What Were You Thinking?: Installment #1
I've decided that maybe once a month I need to pick a photo and talk about it.
This will serve a couple of purposes, not the least of which will be keeping me motivated to update this blog more often. But the driver behind this idea was a comment made by a fellow Olympus user who is going to be attending a few workshops that fellow Olympus Trailblazer Mike Boening and I are doing here in Michigan.
This attendee said that he wanted to attend the workshops not so much to learn about the gear, but to learn about what processes I go through as a photographer when it comes to creating my photos.
So with that, the new monthly (hopefully for many months to come) write up will be called "What Were You Thinking?" And it will offer a little insight into how and why I do what I do in photography.
So let's get this started!!
Alright a little back story here. This was shot on January 2nd of this year (2015) on the beach in Grand Haven Michigan. The man in the photo is my friend, and fellow Olympus shooter David Bostedor. David and I headed to Grand Haven on a spur of the moment trip when we found out that a winter gale was producing 15 foot a higher waves. These wave were crashing into the pier and lighthouse, providing a very incredible photo op.
Let's take a look at how I captured and processed this photo.
#1 Capturing the intensity of the moment and location.
It was a powerful day of shooting, and my goal was to capture what the environment was like.

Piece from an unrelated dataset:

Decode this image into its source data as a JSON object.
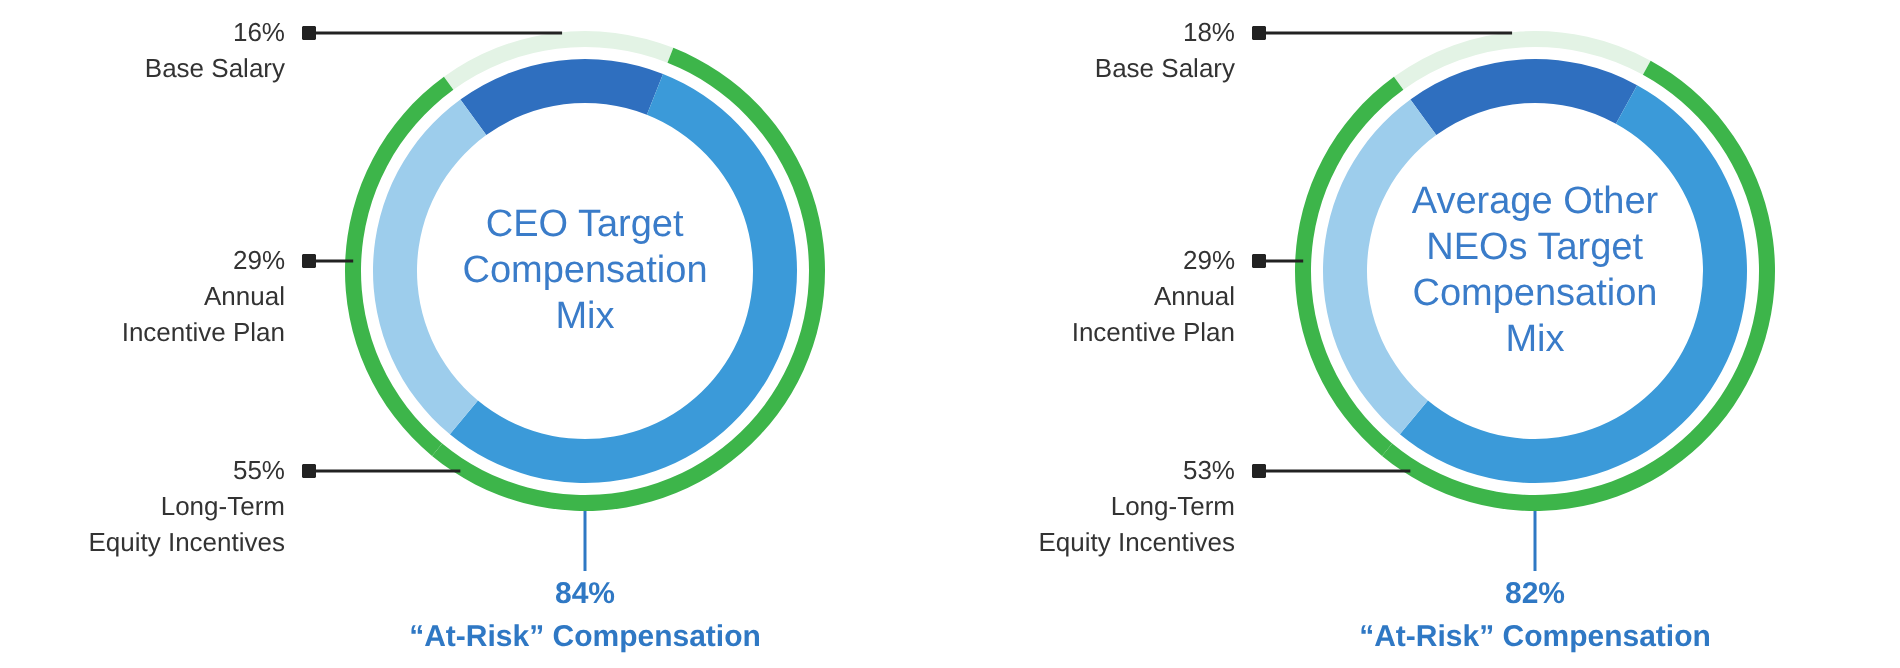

The wind was blowing at a steady 30+ mph with no break, a wind that didn't stop blowing the entire time we were there. Driving sand and snow and water into our bodies and gear. That is what we experienced, and I wanted an image that conveyed that force. I achieved this by doing two things. The first was timing a shot that showed the crashing wave in the background, and also by making sure the shutter speed was slow enough to allow some of the snow to blur as it was blowing by. The camera settings were as follows: 1/400s f/4.0 ISO200 56mm using the mZuiko 40-150mm f/2.8 PRO with MC-14 Teleconverter attached.
I also "simulated" more motion by using the Nik(Google) plugin Analog Efex Pro 2. I applied a motion filter to the outer radius of the image, and made sure to preserve the clarity of my main subject, David. Sometimes I will "fake it to make it" in my shots. So long as I get my emotion through I am never afraid or ashamed to work it in post.
#2 Create a composition that creates more than a photo.
Wow...Pretty lofty statement right? But for me that is what this scene means. It is more than a photo, it a slice of emotion. The emotions I feel when I see this are a sense of movement, intensity, and of man enduring the elements to create his art.
I saw the composition before I ever pulled the camera to my eye. I knew that because of where the wind (and of course snow) and water were coming from, that I wanted the image to be framed in a way that put the viewer in the position of looking towards where our subject is looking. I did this by composing our subject into the right third of the image and exaggerating the aspect ratio to beyond a 16:9 formatting. Everyone knows 16:9, and in the day and age of widescreen everywhere, I wanted to move outside of what is a "normal" aspect ratio for us. I think this is "just wide enough" to be non-typical, but not so extreme as to be uncomfortable to view.
#3 Color is of no use to me.
I opted for black and white for a couple of reasons. The first of which is that color would add nothing to this scene, and would possible take away from our subject because the water cresting the pier was a brooding green under the frothy white foam. The second reason I chose to process in black and white was the stones in the background contained so much detail, structure, and character. I knew that a contrasty black and white processing would show off this feature. Albeit the stones are not the main player here, but they do offer some interest to the viewer once they let their eyes wander the scene.
So there you have it....My process, thoughts, and methodology for creating The Last Shot.